Daily LLM Advisory: Goose xAI Auth, Qwen3.7 Plus, Anthropic Thinking Tokens, llama.cpp Fixes

🆕 Nouveautés

Goose v1.37.0 – Adds xAI SuperGrok OAuth subscription provider (#9420). Also includes replay ACP images on session load and exposes raw provider supported models over ACP. Evaluate if your workflow benefits from xAI integration.

Qwen3.7 Plus – New cost-effective model on OpenRouter (details). Supports text+image input, text output. Consider for image captioning or where lower cost is needed.

Anthropic API (May 27) – Now includes usage.output_tokens_details.thinking_tokens in response, reporting extended thinking tokens. In streaming, appears only on final message_delta. No beta header required. Important for billing transparency.
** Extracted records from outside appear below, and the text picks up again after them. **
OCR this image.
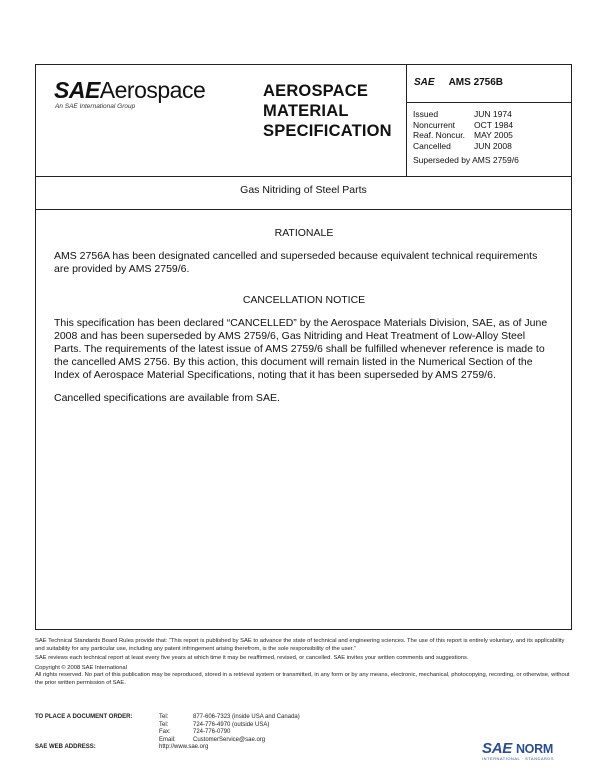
SAEAerospace
An SAE International Group
AEROSPACE
MATERIAL
SPECIFICATION
SAE AMS 2756B
Issued	JUN 1974
Noncurrent	OCT 1984
Reaf. Noncur.	MAY 2005
Cancelled	JUN 2008
Superseded by AMS 2759/6
Gas Nitriding of Steel Parts

RATIONALE

AMS 2756A has been designated cancelled and superseded because equivalent technical requirements are provided by AMS 2759/6.

CANCELLATION NOTICE

This specification has been declared “CANCELLED” by the Aerospace Materials Division, SAE, as of June 2008 and has been superseded by AMS 2759/6, Gas Nitriding and Heat Treatment of Low-Alloy Steel Parts. The requirements of the latest issue of AMS 2759/6 shall be fulfilled whenever reference is made to the cancelled AMS 2756. By this action, this document will remain listed in the Numerical Section of the Index of Aerospace Material Specifications, noting that it has been superseded by AMS 2759/6.

Cancelled specifications are available from SAE.

SAE Technical Standards Board Rules provide that: “This report is published by SAE to advance the state of technical and engineering sciences. The use of this report is entirely voluntary, and its applicability and suitability for any particular use, including any patent infringement arising therefrom, is the sole responsibility of the user.”

SAE reviews each technical report at least every five years at which time it may be reaffirmed, revised, or cancelled. SAE invites your written comments and suggestions.

Copyright © 2008 SAE International

All rights reserved. No part of this publication may be reproduced, stored in a retrieval system or transmitted, in any form or by any means, electronic, mechanical, photocopying, recording, or otherwise, without the prior written permission of SAE.

TO PLACE A DOCUMENT ORDER:	Tel:	877-606-7323 (inside USA and Canada)
Tel:	724-776-4970 (outside USA)
Fax:	724-776-0790
Email:	CustomerService@sae.org
SAE WEB ADDRESS:	http://www.sae.org	SAE NORM
INTERNATIONAL · STANDARDS
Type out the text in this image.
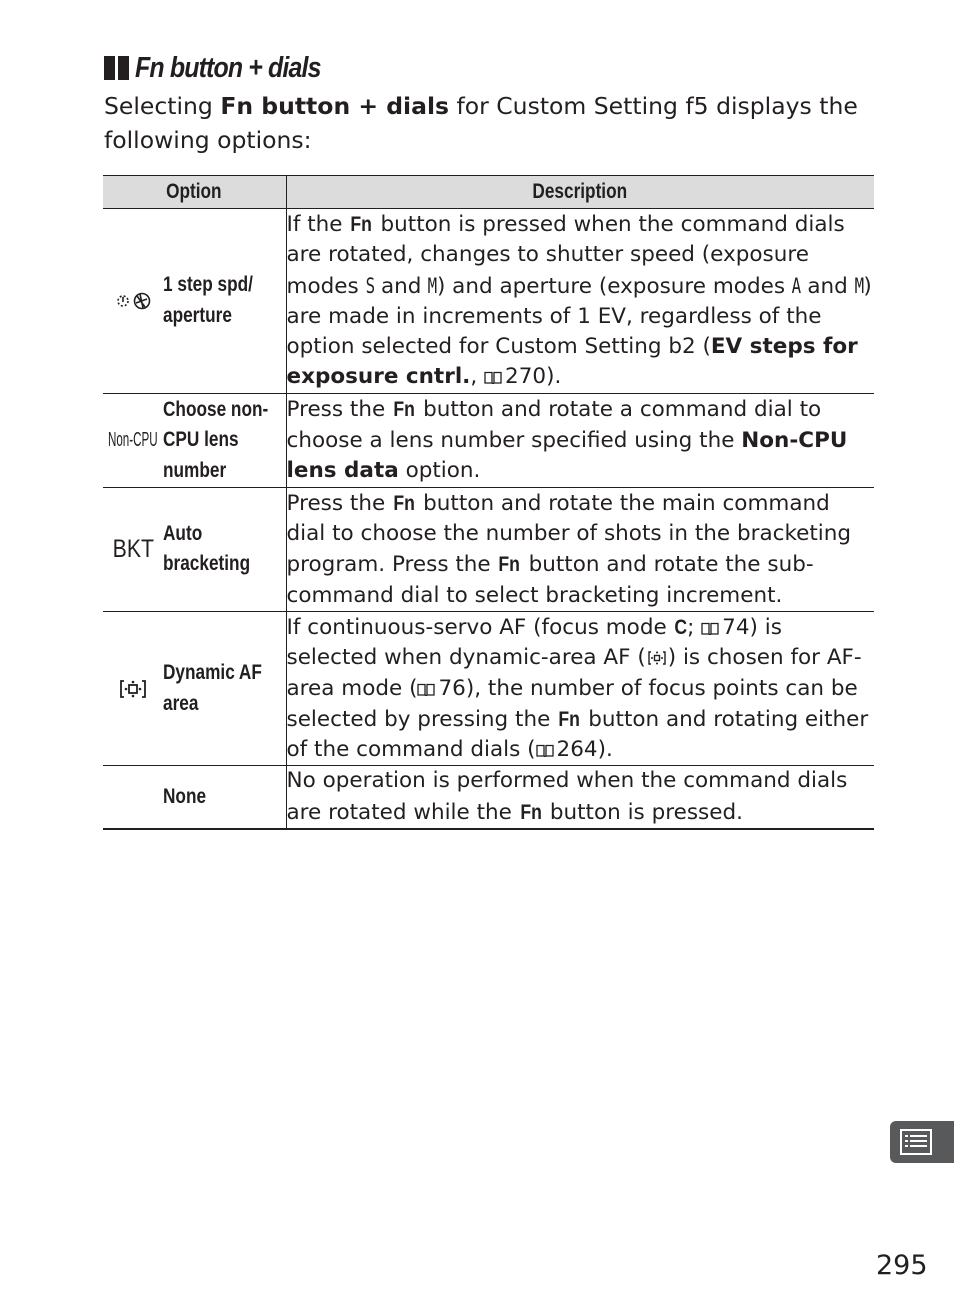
Fn button + dials

Selecting Fn button + dials for Custom Setting f5 displays the following options:

Option	Description

1 step spd/ aperture	If the Fn button is pressed when the command dials are rotated, changes to shutter speed (exposure modes S and M) and aperture (exposure modes A and M) are made in increments of 1 EV, regardless of the option selected for Custom Setting b2 (EV steps for exposure cntrl.,
270).

Non-CPU
Choose non-CPU lens number	Press the Fn button and rotate a command dial to choose a lens number specified using the Non-CPU lens data option.

BKT
Auto bracketing	Press the Fn button and rotate the main command dial to choose the number of shots in the bracketing program. Press the Fn button and rotate the sub-command dial to select bracketing increment.

Dynamic AF area	If continuous-servo AF (focus mode C;
74) is selected when dynamic-area AF ( ) is chosen for AF-area mode ( 76), the number of focus points can be selected by pressing the Fn button and rotating either of the command dials ( 264).

None	No operation is performed when the command dials are rotated while the Fn button is pressed.
295
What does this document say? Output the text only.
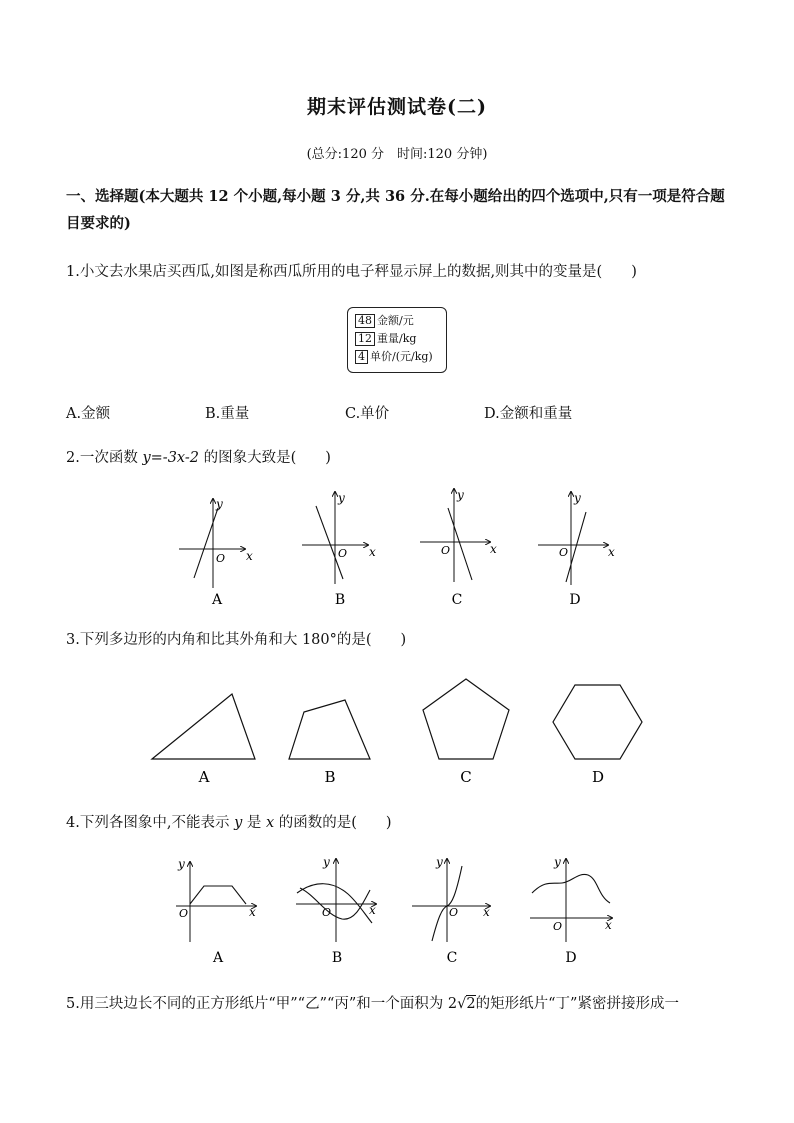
期末评估测试卷(二)
(总分:120 分　时间:120 分钟)
一、选择题(本大题共 12 个小题,每小题 3 分,共 36 分.在每小题给出的四个选项中,只有一项是符合题目要求的)
1.小文去水果店买西瓜,如图是称西瓜所用的电子秤显示屏上的数据,则其中的变量是(　　)
48 金额/元
12 重量/kg
4 单价/(元/kg)
A.金额	B.重量	C.单价	D.金额和重量
2.一次函数 y=-3x-2 的图象大致是(　　)
x
y
O	x
y
O	x
y
O	x
y
O
A	B	C	D
A	B	C	D
x
y
O	x
y
O	x
y
O
x
y
O
A	B	C	D
3.下列多边形的内角和比其外角和大 180°的是(　　)
4.下列各图象中,不能表示 y 是 x 的函数的是(　　)
5.用三块边长不同的正方形纸片“甲”“乙”“丙”和一个面积为 2√2的矩形纸片“丁”紧密拼接形成一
llama.cpp multiple releases – Several fixes and improvements: - b9518: Disable on-device spec checkpoints - b9515: Deduplicate imatrix loading code - b9503: Fix Gemma 4 audio projector embedding size - b9500: Reduce Metal rset heartbeat from 500ms to 5ms - b9496: Fix Gemma 4 unified FPE - b9495: Use post-norm hidden state for MTP on Qwen3.5

If self-hosting with llama.cpp, upgrade to b9518.

💡 Conseil du jour

Audit your Anthropic extended thinking usage. With the new thinking_tokens field, track cost breakdowns and consider caching strategies if thinking tokens are high.